La réorganisation de la grille horaire fait aussi en sorte que les films de la compétition mondiale - la section la plus prestigieuse du FFM - sont programmés en soirée, sans avoir été au préalable montrés en matinée. Et ils n'ont droit, comme les 40 films environ des autres catégories, qu'à une seule séance. Dans les coulisses, on raconte d'ailleurs que des cinéastes venus d'ailleurs à leurs frais, souvent jeunes, seraient complètement laissés à eux-mêmes. Et très en colère d'apprendre que leur film, qui devait être présenté au Cineplex Forum, a été sacrifié.

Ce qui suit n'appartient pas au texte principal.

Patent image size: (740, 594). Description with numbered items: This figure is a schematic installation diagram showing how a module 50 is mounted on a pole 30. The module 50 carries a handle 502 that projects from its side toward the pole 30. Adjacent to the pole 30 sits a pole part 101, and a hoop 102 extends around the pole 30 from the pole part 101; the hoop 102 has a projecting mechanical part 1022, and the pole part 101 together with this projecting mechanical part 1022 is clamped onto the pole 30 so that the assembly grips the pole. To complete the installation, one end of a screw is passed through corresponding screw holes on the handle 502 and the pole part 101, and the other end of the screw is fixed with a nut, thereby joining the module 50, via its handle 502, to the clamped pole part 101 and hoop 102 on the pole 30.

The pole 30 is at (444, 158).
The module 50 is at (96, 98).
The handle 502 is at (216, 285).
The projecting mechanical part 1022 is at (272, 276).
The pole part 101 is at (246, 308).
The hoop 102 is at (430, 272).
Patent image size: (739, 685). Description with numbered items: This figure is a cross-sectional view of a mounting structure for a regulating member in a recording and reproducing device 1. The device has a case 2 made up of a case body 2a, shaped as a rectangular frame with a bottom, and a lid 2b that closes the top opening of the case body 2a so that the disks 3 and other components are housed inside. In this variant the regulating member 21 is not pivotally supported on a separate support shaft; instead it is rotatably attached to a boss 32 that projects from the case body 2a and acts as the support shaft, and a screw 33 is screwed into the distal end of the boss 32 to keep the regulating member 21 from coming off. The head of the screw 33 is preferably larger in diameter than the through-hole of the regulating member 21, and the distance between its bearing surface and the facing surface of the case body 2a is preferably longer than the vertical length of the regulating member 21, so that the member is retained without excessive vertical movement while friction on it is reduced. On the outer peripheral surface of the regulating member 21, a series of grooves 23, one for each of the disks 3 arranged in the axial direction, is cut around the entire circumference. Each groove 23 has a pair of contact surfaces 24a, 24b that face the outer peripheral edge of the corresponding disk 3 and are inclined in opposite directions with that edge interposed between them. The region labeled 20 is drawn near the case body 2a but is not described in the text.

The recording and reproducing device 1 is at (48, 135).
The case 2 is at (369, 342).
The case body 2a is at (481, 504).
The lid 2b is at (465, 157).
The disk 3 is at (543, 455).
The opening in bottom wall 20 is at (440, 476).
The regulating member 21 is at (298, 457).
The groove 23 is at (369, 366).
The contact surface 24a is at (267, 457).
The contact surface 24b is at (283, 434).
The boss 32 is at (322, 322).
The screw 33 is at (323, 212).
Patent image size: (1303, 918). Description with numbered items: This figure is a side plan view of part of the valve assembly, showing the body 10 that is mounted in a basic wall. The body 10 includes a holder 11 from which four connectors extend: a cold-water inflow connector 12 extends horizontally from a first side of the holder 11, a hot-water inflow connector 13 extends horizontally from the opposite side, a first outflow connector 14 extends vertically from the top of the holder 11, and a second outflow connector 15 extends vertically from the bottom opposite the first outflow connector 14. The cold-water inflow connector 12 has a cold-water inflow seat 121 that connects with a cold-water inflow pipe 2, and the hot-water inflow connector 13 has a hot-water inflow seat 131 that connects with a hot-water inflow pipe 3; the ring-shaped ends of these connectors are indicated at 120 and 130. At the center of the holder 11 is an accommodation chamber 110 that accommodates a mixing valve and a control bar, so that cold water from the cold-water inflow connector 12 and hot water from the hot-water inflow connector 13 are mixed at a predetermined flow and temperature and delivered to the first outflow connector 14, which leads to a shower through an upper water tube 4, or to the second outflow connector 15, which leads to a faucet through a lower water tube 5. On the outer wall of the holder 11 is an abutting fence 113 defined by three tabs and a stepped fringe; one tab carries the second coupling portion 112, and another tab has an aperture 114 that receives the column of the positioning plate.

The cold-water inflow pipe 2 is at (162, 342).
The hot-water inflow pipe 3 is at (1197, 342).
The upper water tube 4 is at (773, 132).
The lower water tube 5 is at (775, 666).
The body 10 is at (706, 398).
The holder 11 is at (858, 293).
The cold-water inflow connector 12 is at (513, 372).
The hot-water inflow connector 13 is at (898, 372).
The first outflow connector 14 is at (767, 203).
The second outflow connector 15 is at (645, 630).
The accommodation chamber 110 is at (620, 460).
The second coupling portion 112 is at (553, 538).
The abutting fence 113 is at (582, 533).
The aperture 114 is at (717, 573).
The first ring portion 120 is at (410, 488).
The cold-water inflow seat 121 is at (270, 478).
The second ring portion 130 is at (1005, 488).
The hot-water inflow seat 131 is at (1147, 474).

Après le film d'André Forcier Embrasse-moi comme tu m'aimes, qui a brisé la glace jeudi, seul un autre prétendant au Grand Prix des Amériques a été présenté vendredi. Cette séance de fin de soirée nous a d'ailleurs permis d'apprendre que seuls trois des six membres du jury honorent leur fonction actuellement : Goran Markovic, Eliseo Subiela et, bien sûr, Claude Gagnon. On laisse entendre que le cinéaste Sergei Bodrov et le producteur Donald Ranvaud pourraient encore, peut-être, se joindre au cercle intime, mais la présence du réalisateur Lee Tamahori n'est plus attendue.

« Je crois même que nous ne serons finalement que trois. Mais nous nous entendons très bien. Moi, j'aime ça ! »

- Claude Gagnon, membre du jury

Et qui tranchera si jamais il n'y a pas unanimité au sein du triumvirat ? « On va s'entendre ! », assure le réalisateur de Kenny.

UN SEUL FILM EN COMPÉTITION

Le deuxième long métrage de la compétition mondiale est The Unexpected (L'inattendu), un film de Zhanjun An. Deux des six longs métrages réalisés par le cinéaste chinois ont déjà été sélectionnés à Montréal. Le tout premier, connu au FFM sous le titre De pères en fils, a en outre valu à Zhanjun An le Grand Prix spécial du jury en 2004. Vu l'heure très tardive de la présentation, nous n'avons cependant pu voir qu'une partie de sa nouvelle offrande. Assez, quand même, pour constater que ce drame passionnel, dans lequel le mari et l'ancien prétendant d'une femme, de retour au village après 10 ans d'absence, s'entredéchirent, ne se distingue guère sur le plan de la mise en scène et de l'interprétation. Belle initiative d'avoir pensé à offrir des doubles sous-titres (français et anglais), mais certaines phrases, très mal écrites, n'avaient guère de sens.

LE SYNDROME NIPPON

Plus tôt, en début de soirée, les festivaliers, alors un peu plus nombreux, ont eu droit à The Seal of the Sun, un film de Futoshi Sato inscrit dans la section Regards sur les cinémas du monde. Soutenu par une forte délégation (d'où, on présume, son inscription in extremis à l'horaire), ce film se pose un peu comme un China Syndrome nippon, inspiré par la catastrophe nucléaire de Fukushima en 2011. Tremblement de terre, tsunami, accident nucléaire causent un branle-bas de combat dans toutes les sphères du pouvoir japonais. Le récit - les personnages sont fictifs - nous plonge ainsi au coeur de l'action et s'attarde aux rôles de tous les intervenants de l'histoire. C'est gros, mal joué parfois, truffé d'effets dramatiques inutiles. Mais ce film a le mérite, quand même, de nous donner une idée de l'ampleur du drame.